- Directed by: Dani Levy
- Written by: Dani Levy; Maria Schrader;
- Produced by: Stefan Arndt
- Music by: Niki Reiser
- Distributed by: Jugendfilm; 20th Century Fox;
- Release date: 1998;
- Running time: 107 minutes
- Country: Germany
- Languages: English; German;

= Meschugge =

1998 film

Meschugge (English title: The Giraffe) is a 1998 German thriller film directed by Dani Levy and set during World War II. The German title translates as "crazy". The English title refers to the nickname of a character who was once in charge of the Treblinka extermination camp. The film mainly uses English dialogue, though it contains German dialogue as well.

==Cast==
- Maria Schrader as Lena Katz
- Lukas Ammann as Eliah Goldberg
- Lynn Cohen as Mrs.
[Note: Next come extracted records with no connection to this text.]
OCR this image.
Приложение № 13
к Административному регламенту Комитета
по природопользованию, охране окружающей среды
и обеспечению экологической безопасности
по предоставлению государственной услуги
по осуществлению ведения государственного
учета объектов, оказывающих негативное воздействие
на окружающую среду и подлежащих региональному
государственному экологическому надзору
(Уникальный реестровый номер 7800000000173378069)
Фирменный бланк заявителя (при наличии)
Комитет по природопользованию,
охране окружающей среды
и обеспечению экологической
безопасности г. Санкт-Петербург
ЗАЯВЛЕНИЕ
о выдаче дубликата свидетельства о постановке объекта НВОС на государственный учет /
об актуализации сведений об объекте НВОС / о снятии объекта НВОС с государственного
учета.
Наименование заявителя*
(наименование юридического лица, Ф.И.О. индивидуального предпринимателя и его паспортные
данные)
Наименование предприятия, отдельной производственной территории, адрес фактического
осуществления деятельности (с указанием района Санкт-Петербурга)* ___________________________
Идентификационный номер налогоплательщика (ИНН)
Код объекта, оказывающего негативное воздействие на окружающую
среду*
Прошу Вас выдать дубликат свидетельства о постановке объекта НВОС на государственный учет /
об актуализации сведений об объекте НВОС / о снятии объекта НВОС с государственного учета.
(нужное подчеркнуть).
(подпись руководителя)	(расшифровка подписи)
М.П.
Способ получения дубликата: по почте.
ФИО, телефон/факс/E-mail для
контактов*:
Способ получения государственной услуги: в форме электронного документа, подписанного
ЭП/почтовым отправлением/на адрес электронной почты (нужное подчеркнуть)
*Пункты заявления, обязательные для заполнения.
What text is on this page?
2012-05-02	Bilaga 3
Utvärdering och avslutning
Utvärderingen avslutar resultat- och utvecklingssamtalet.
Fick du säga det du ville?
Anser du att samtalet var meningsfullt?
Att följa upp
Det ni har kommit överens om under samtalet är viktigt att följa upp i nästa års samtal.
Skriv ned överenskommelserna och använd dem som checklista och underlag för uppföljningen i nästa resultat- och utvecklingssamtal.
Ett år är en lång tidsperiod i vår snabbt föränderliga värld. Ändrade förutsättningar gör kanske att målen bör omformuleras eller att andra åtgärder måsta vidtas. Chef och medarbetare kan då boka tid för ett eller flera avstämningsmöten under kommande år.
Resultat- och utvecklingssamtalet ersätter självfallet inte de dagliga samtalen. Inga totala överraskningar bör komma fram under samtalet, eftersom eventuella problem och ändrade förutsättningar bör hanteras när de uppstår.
Fish
- Dani Levy as David Fish
- David Strathairn as Charles Kaminski
- Nicole Heesters as Lena's mother

==Reception==
Variety gave a mixed review, calling the film "slickly shot" though criticising the plot and dialogue as "ordinary". The New York Times was much more critical, stating the English dialogue seemed like "badly translated German" and the plots "breathless incoherence [was] matched only by its wild implausibility."